Are Slovakia And Poland Finally Serious About Giving Ukraine Their Old MiG-29s?

Are Slovakia And Poland Finally Serious About Giving Ukraine Their Old MiG-29s?


Here we go again.

For at least the third time since Russia widened its war on Ukraine in February last year, the government of Slovakia has proposed donating to the government of Ukraine most of its 11 aging Mikoyan MiG-29 fighters.

Hopefully for Ukraine, things are different this time around.

“I think it is time to make a decision,” Slovakian defense minister Jaroslav Nad wrote on Facebook. “People are dying in Ukraine. We can really help them.”

The Slovakians would donate their MiGs in cooperation with the Poles, Nad wrote. “A Polish colleague confirmed to me that his country would agree to a joint procedure between Slovakia and Poland in handing over the surplus MiG-29s of both countries.”

Poland has 29 of the twin-engine, twin-tail, supersonic MiGs: 12 it inherited from the Soviet Union in 1991, 10 it got from the Czech Republic in 1996 and 22 Germany sold it in 2003. After losses, Warsaw still owns 29 MiGs.

The Poles like the Slovakians have, since February 2022, made noise about giving away their MiG-29s.

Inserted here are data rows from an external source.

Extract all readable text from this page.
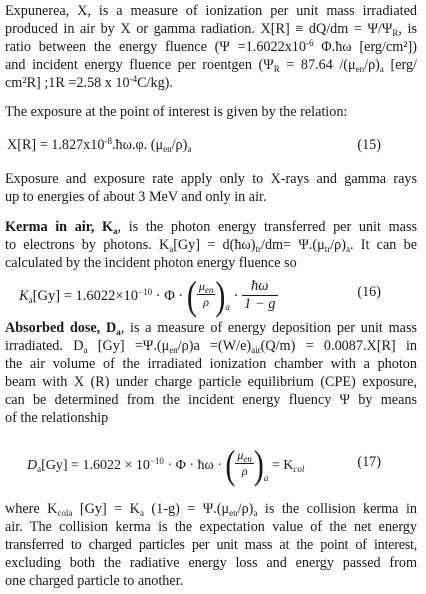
Expunerea, X, is a measure of ionization per unit mass irradiated
produced in air by X or gamma radiation. $X[R] \equiv dQ/dm = \Psi/\Psi_R$, is
ratio between the energy fluence ($\Psi =1.6022x10^{-6}$ Φ.ħω [erg/cm²])
and incident energy fluence per roentgen ($\Psi_R = 87.64$ $/(\mu_{en}/\rho)_a$ [erg/
cm²R] ;1R =2.58 x $10^{-4}C/kg$).
The exposure at the point of interest is given by the relation:
$X[R] = 1.827x10^{-8}.ħ\omega.\varphi$. $(\mu_{en}/\rho)_a$	(15)
Exposure and exposure rate apply only to X-rays and gamma rays
up to energies of about 3 MeV and only in air.
Kerma in air, $K_a$, is the photon energy transferred per unit mass
to electrons by photons. $K_a[Gy]$ = $d(ħ\omega)_{tr}/dm= \Psi.(\mu_{tr}/\rho)_a$. It can be
calculated by the incident photon energy fluence so
$K_a[Gy] = 1.6022\times 10^{-10} \cdot \Phi$ · ( $\frac{\mu_{en}}{\rho} )_a \cdot \frac{ħ\omega}{1 - g}$	(16)
Absorbed dose, $D_a$, is a measure of energy deposition per unit mass
irradiated. $D_a$ $[Gy] =\Psi.(\mu_{en}/\rho)a =(W/e)_{air}(Q/m) = 0.0087.X[R]$ in
the air volume of the irradiated ionization chamber with a photon
beam with X (R) under charge particle equilibrium (CPE) exposure,
can be determined from the incident energy fluency Ψ by means
of the relationship
$D_a[Gy] = 1.6022 \times 10^{-10} \cdot \Phi$ · ħω · ( $\frac{\mu_{en}}{\rho} )_a = K_{col}$	(17)
where $K_{cola}$ $[Gy] = K_a$ $(1-g) = \Psi.(\mu_{en}/\rho)_a$ is the collision kerma in
air. The collision kerma is the expectation value of the net energy
transferred to charged particles per unit mass at the point of interest,
excluding both the radiative energy loss and energy passed from
one charged particle to another.
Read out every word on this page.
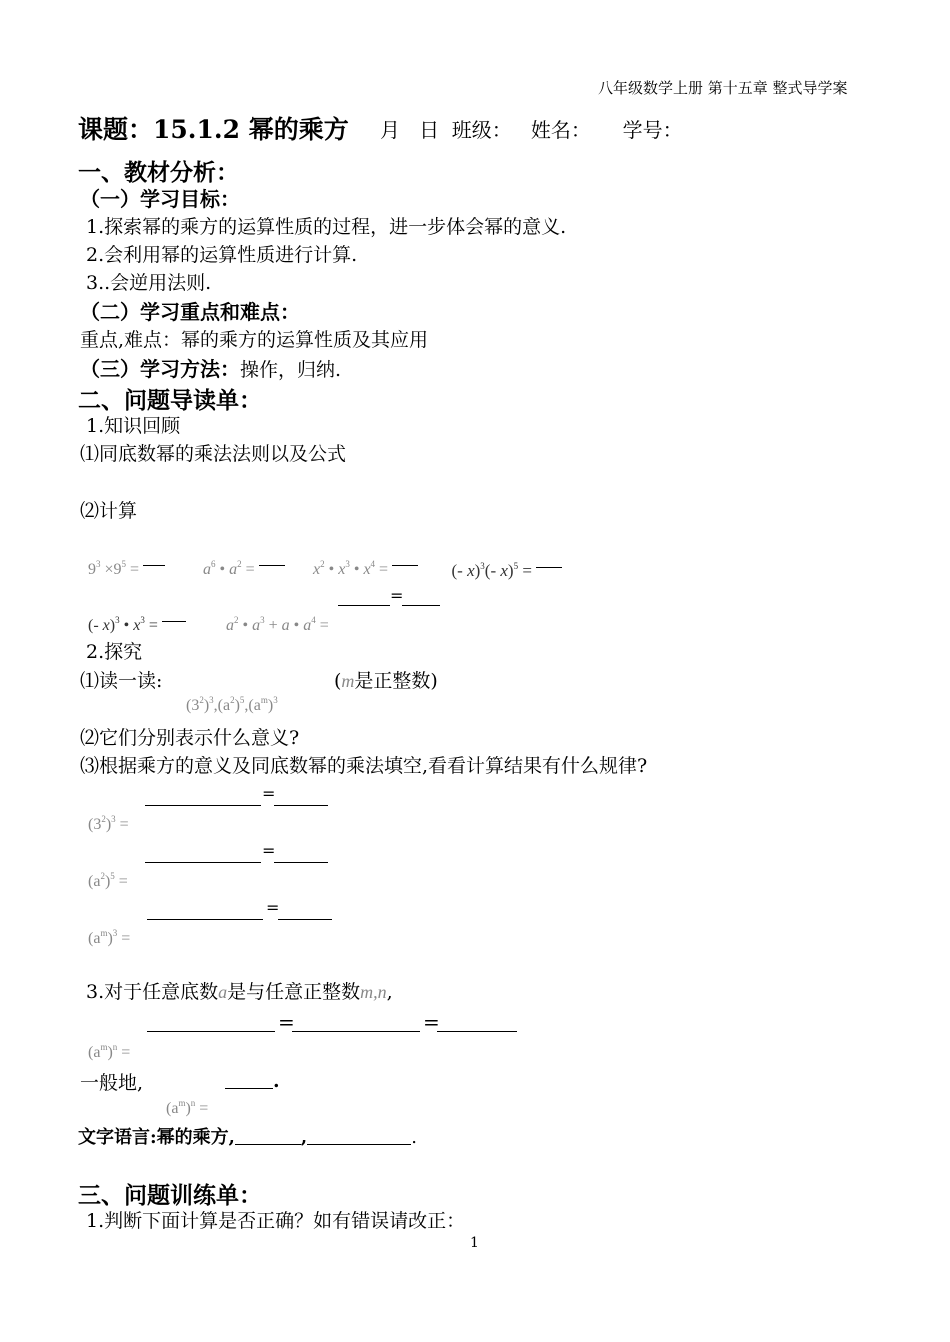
八年级数学上册 第十五章 整式导学案
课题：15.1.2 幂的乘方 月   日  班级：   姓名：     学号：
一、教材分析：
（一）学习目标：
1.探索幂的乘方的运算性质的过程，进一步体会幂的意义.
2.会利用幂的运算性质进行计算.
3..会逆用法则.
（二）学习重点和难点：
重点,难点：幂的乘方的运算性质及其应用
（三）学习方法：操作，归纳.
二、问题导读单：
1.知识回顾
⑴同底数幂的乘法法则以及公式
⑵计算

$9^3 \times 9^5$ =	$a^6$ • $a^2$ =	$x^2$ • $x^3$ • $x^4$ =	(- x)$^3$(- x)$^5$ =

(- x)$^3$ • $x^3$ =	$a^2$ • $a^3 + a$ • $a^4$ =

=
2.探究
⑴读一读:

$(3^2)^3,(a^2)^5,(a^m)^3$

(m是正整数)
⑵它们分别表示什么意义?
⑶根据乘方的意义及同底数幂的乘法填空,看看计算结果有什么规律?

$(3^2)^3$ =

=

$(a^2)^5$ =

=

$(a^m)^3$ =

=
3.对于任意底数a是与任意正整数m,n,

$(a^m)^n$ =

=	=
一般地,

$(a^m)^n$ =

.
文字语言:幂的乘方,	,	.
三、问题训练单：
1.判断下面计算是否正确？如有错误请改正：
1
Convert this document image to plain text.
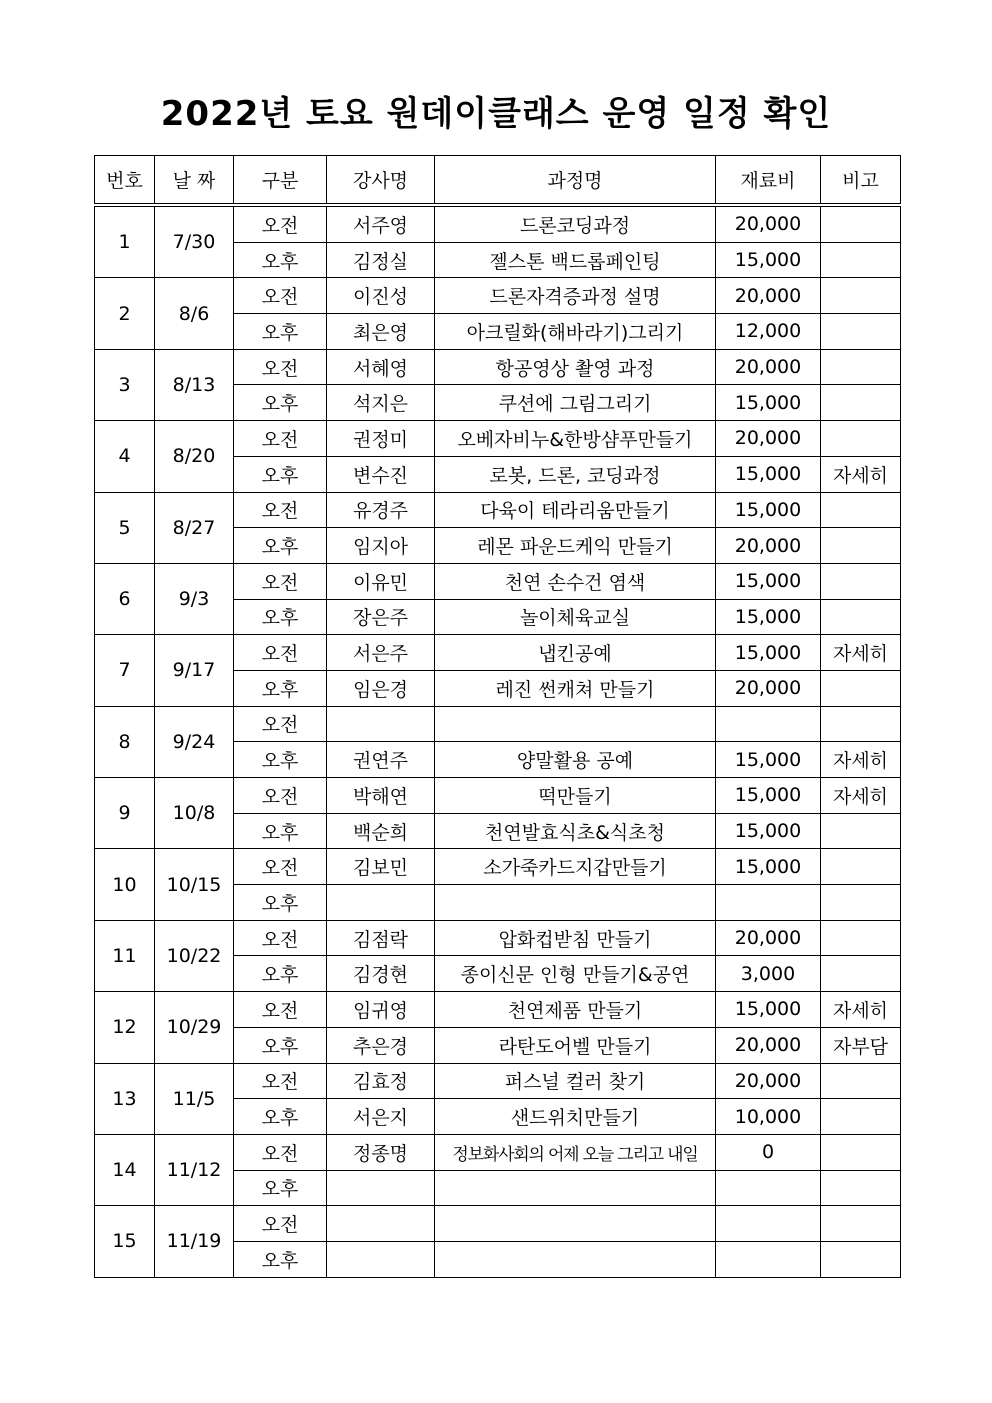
2022년 토요 원데이클래스 운영 일정 확인
번호	날 짜	구분	강사명	과정명	재료비	비고
1	7/30	오전	서주영	드론코딩과정	20,000	
		오후	김정실	젤스톤 백드롭페인팅	15,000	
2	8/6	오전	이진성	드론자격증과정 설명	20,000	
		오후	최은영	아크릴화(해바라기)그리기	12,000	
3	8/13	오전	서혜영	항공영상 촬영 과정	20,000	
		오후	석지은	쿠션에 그림그리기	15,000	
4	8/20	오전	권정미	오베자비누&한방샴푸만들기	20,000	
		오후	변수진	로봇, 드론, 코딩과정	15,000	자세히
5	8/27	오전	유경주	다육이 테라리움만들기	15,000	
		오후	임지아	레몬 파운드케익 만들기	20,000	
6	9/3	오전	이유민	천연 손수건 염색	15,000	
		오후	장은주	놀이체육교실	15,000	
7	9/17	오전	서은주	냅킨공예	15,000	자세히
		오후	임은경	레진 썬캐쳐 만들기	20,000	
8	9/24	오전				
		오후	권연주	양말활용 공예	15,000	자세히
9	10/8	오전	박해연	떡만들기	15,000	자세히
		오후	백순희	천연발효식초&식초청	15,000	
10	10/15	오전	김보민	소가죽카드지갑만들기	15,000	
		오후				
11	10/22	오전	김점락	압화컵받침 만들기	20,000	
		오후	김경현	종이신문 인형 만들기&공연	3,000	
12	10/29	오전	임귀영	천연제품 만들기	15,000	자세히
		오후	추은경	라탄도어벨 만들기	20,000	자부담
13	11/5	오전	김효정	퍼스널 컬러 찾기	20,000	
		오후	서은지	샌드위치만들기	10,000	
14	11/12	오전	정종명	정보화사회의 어제 오늘 그리고 내일	0	
		오후				
15	11/19	오전				
		오후				
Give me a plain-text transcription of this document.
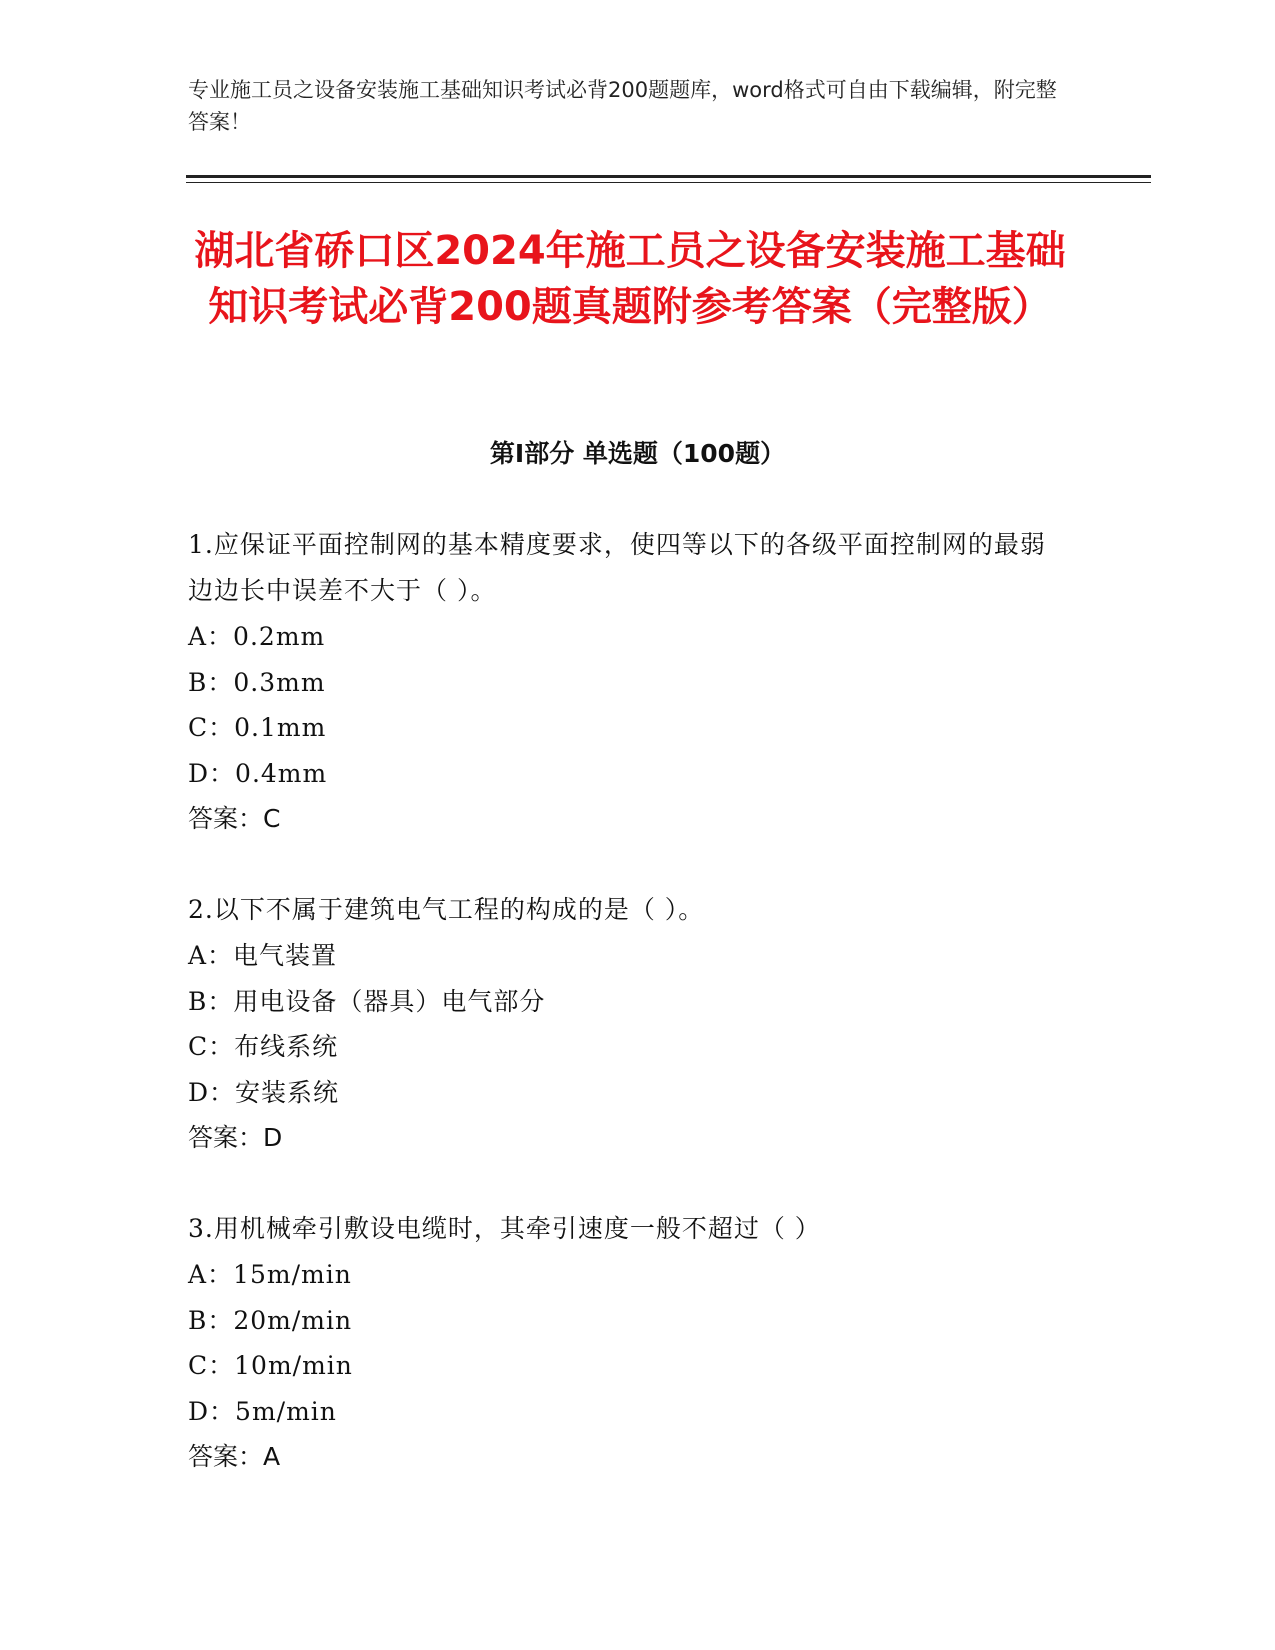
专业施工员之设备安装施工基础知识考试必背200题题库，word格式可自由下载编辑，附完整答案！
湖北省硚口区2024年施工员之设备安装施工基础知识考试必背200题真题附参考答案（完整版）
第I部分 单选题（100题）
1.应保证平面控制网的基本精度要求，使四等以下的各级平面控制网的最弱边边长中误差不大于（ ）。
A：0.2mm
B：0.3mm
C：0.1mm
D：0.4mm
答案：C
2.以下不属于建筑电气工程的构成的是（ ）。
A：电气装置
B：用电设备（器具）电气部分
C：布线系统
D：安装系统
答案：D
3.用机械牵引敷设电缆时，其牵引速度一般不超过（ ）
A：15m/min
B：20m/min
C：10m/min
D：5m/min
答案：A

But a whole year has passed without a single airframe changing hands.

Some NATO countries consider any donation of high-performance warplanes as especially escalatory. The only warplanes Ukraine has managed to source in the first year of the current war are 18 Sukhoi Su-25 subsonic attack jets it got from Bulgaria and Macedonia.

Slovakia reportedly is saving one old MiG for a museum. If Poland gives away all 29 of its own MiGs—perhaps over Germany’s objections—then Ukraine could get a batch of 39 jets, some of which might require deep maintenance in order to return to flight.

The need is clear. The Ukrainian air force went to war with around 50 ex-Soviet MiG-29s and has lost at least 18 of them to Russian missiles. It’s apparent Ukrainian technicians have repaired some stored airframes. But even with these additions, Kyiv’s MiG fleet is under strain.

And Ukrainian commanders are asking more and more of the MiG-29 force. The Americans have helped to modify the MiGs to carry High-Speed Anti-Radiation Missiles and, apparently, GPS-guided glide-bombs.

With its allies’ help, the Ukrainian air force is transforming its aging MiG-29s into the service’s most flexible precision-strike planes. If and when Kyiv finally launches its widely-anticipated spring counteroffensive, the MiGs could fly combat air patrols, attack air-defenses and lob glide-bombs at supply depots and troop concentrations.

The Ukrainian air force will lose more MiG-29s. It’s unavoidable. Twenty-nine extra MiGs would help to sustain Kyiv’s air campaign as the war grinds into its second year.